2000 film directed by Lúcia Murat

Brave New Land (Brava Gente Brasileira) is a 2000 Brazilian drama film written and directed by Lúcia Murat. The title comes from a line from the chorus refrain written by journalist Evaristo da Veiga for the Brazilian Independence Anthem. It depicts the conflicted relationship between Portuguese, Spanish and Indigenous in the 18th century.

==Cast==
- Diogo Infante as Diogo de Castro e Albuquerque
- Floriano Peixoto as Captain Pedro
- Luciana Rigueira as Ánote
- Leonardo Villar as Commander
- Buza Ferraz as Antônio
- Murilo Grossi as Alfonso
- Sérgio Mamberti as priest

==Production==
In the late 1980s, Murat knew the history about the conflict between Indigenous people and military in the New Coimbra Fort, a fort of the Western Military Command in the Pantanal of Mato Grosso do Sul. And, in 1997, when a producer asked her about the planning of any film she remembered the story. She first visited the Kadiweu people in April 1997, and the shooting took place in seven weeks in a set in Bonito, Mato Grosso do Sul in 1999.

==Reception==
It was first screened at the 2000 Toronto International Film Festival and O Estado de S. Paulo reported it received praise from critics.

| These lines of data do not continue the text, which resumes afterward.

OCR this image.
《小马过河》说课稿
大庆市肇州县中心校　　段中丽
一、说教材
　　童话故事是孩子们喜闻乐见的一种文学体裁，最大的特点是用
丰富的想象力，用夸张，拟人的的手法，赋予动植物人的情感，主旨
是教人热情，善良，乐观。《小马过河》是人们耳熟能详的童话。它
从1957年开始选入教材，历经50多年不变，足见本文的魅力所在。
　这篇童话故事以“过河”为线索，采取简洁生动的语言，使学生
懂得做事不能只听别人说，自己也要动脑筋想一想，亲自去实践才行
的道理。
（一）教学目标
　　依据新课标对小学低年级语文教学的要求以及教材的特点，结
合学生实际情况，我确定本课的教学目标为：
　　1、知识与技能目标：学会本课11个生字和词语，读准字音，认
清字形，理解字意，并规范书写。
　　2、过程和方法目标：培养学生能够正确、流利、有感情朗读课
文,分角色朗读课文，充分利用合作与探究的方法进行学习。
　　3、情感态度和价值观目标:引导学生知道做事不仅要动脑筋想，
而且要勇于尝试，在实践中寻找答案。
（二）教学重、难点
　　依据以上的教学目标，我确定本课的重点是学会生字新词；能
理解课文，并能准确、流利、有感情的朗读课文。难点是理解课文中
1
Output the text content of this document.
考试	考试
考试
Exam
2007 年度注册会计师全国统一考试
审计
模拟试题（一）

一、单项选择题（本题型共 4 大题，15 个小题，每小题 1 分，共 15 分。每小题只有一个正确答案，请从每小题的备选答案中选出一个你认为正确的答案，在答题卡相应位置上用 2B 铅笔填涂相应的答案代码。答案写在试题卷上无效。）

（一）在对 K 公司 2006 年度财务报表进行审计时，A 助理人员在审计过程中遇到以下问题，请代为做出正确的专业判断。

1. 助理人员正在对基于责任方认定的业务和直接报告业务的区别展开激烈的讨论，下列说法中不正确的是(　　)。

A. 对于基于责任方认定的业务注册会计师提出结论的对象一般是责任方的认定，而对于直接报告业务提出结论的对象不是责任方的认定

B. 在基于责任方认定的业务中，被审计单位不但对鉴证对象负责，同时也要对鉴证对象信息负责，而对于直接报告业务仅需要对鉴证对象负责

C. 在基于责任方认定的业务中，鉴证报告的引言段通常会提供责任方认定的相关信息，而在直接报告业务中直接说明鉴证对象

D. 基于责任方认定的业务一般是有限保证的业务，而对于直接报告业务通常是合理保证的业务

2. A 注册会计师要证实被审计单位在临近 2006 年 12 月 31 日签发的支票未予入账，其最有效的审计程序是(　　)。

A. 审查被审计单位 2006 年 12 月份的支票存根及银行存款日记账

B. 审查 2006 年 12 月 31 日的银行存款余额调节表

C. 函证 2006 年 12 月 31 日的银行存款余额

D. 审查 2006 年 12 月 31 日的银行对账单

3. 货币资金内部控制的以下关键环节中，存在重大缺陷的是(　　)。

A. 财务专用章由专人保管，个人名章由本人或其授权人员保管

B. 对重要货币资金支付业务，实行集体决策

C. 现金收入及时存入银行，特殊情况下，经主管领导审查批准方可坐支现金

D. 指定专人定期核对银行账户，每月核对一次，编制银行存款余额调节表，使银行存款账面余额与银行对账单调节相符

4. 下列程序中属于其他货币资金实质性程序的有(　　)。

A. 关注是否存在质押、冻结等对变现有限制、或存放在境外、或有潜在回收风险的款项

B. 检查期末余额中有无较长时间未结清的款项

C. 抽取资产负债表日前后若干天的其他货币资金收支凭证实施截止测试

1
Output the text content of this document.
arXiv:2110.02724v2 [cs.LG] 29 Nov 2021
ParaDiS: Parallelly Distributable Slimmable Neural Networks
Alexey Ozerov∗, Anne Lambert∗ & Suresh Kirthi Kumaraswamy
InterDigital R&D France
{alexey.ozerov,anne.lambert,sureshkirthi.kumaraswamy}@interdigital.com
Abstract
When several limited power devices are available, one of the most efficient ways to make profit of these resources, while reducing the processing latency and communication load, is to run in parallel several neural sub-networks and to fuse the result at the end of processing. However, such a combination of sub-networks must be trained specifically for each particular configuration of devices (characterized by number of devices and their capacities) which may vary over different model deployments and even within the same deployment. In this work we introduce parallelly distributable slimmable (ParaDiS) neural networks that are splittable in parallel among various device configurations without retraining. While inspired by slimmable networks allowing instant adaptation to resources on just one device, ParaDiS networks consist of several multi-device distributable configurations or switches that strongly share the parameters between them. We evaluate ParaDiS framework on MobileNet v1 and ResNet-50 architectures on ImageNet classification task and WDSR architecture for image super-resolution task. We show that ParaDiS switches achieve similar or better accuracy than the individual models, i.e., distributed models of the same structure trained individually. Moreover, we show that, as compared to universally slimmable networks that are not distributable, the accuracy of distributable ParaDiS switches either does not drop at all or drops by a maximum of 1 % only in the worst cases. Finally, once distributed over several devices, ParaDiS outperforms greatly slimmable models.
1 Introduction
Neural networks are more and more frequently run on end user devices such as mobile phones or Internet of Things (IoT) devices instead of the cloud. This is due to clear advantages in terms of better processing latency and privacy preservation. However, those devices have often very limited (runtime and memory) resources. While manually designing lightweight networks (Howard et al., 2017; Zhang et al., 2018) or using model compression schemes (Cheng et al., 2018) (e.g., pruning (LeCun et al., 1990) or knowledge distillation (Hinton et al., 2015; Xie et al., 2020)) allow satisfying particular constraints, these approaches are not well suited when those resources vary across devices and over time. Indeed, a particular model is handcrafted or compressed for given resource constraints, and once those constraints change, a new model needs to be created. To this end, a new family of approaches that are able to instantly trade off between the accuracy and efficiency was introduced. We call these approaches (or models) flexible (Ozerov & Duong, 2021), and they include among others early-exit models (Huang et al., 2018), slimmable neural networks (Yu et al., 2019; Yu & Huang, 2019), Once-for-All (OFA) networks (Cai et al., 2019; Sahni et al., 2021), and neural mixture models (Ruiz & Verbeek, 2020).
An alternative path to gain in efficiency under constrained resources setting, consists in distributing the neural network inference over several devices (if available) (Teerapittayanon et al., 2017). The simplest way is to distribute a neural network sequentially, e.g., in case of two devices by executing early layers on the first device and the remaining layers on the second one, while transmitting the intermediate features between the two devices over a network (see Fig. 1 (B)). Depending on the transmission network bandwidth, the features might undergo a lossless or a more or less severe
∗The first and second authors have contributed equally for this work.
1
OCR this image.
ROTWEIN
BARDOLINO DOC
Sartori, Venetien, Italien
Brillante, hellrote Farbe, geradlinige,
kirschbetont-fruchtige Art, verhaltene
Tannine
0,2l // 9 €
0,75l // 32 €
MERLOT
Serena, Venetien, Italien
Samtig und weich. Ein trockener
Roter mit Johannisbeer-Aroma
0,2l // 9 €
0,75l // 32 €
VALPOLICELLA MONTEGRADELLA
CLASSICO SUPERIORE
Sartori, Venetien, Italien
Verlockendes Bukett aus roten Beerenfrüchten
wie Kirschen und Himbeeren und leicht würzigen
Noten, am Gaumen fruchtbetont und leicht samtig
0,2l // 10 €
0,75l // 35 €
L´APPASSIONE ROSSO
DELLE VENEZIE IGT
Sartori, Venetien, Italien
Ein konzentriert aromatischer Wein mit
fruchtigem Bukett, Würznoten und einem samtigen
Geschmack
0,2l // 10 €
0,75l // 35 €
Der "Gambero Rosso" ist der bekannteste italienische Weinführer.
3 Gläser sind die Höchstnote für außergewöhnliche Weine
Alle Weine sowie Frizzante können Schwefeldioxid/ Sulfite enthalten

However, Derek Elley from Variety criticized it for its clichés, calling it "solidly conventional behind its verismo front". Elley said "Budgetary constraints hamper what little drama is happening onscreen, and only actor to make much of an impression is Leonardo Villar as the fort's gnarled, pragmatic commander." In spite of it, the film won Best Actress Award (Rigueira) and Best Score Award at the Festival de Brasília.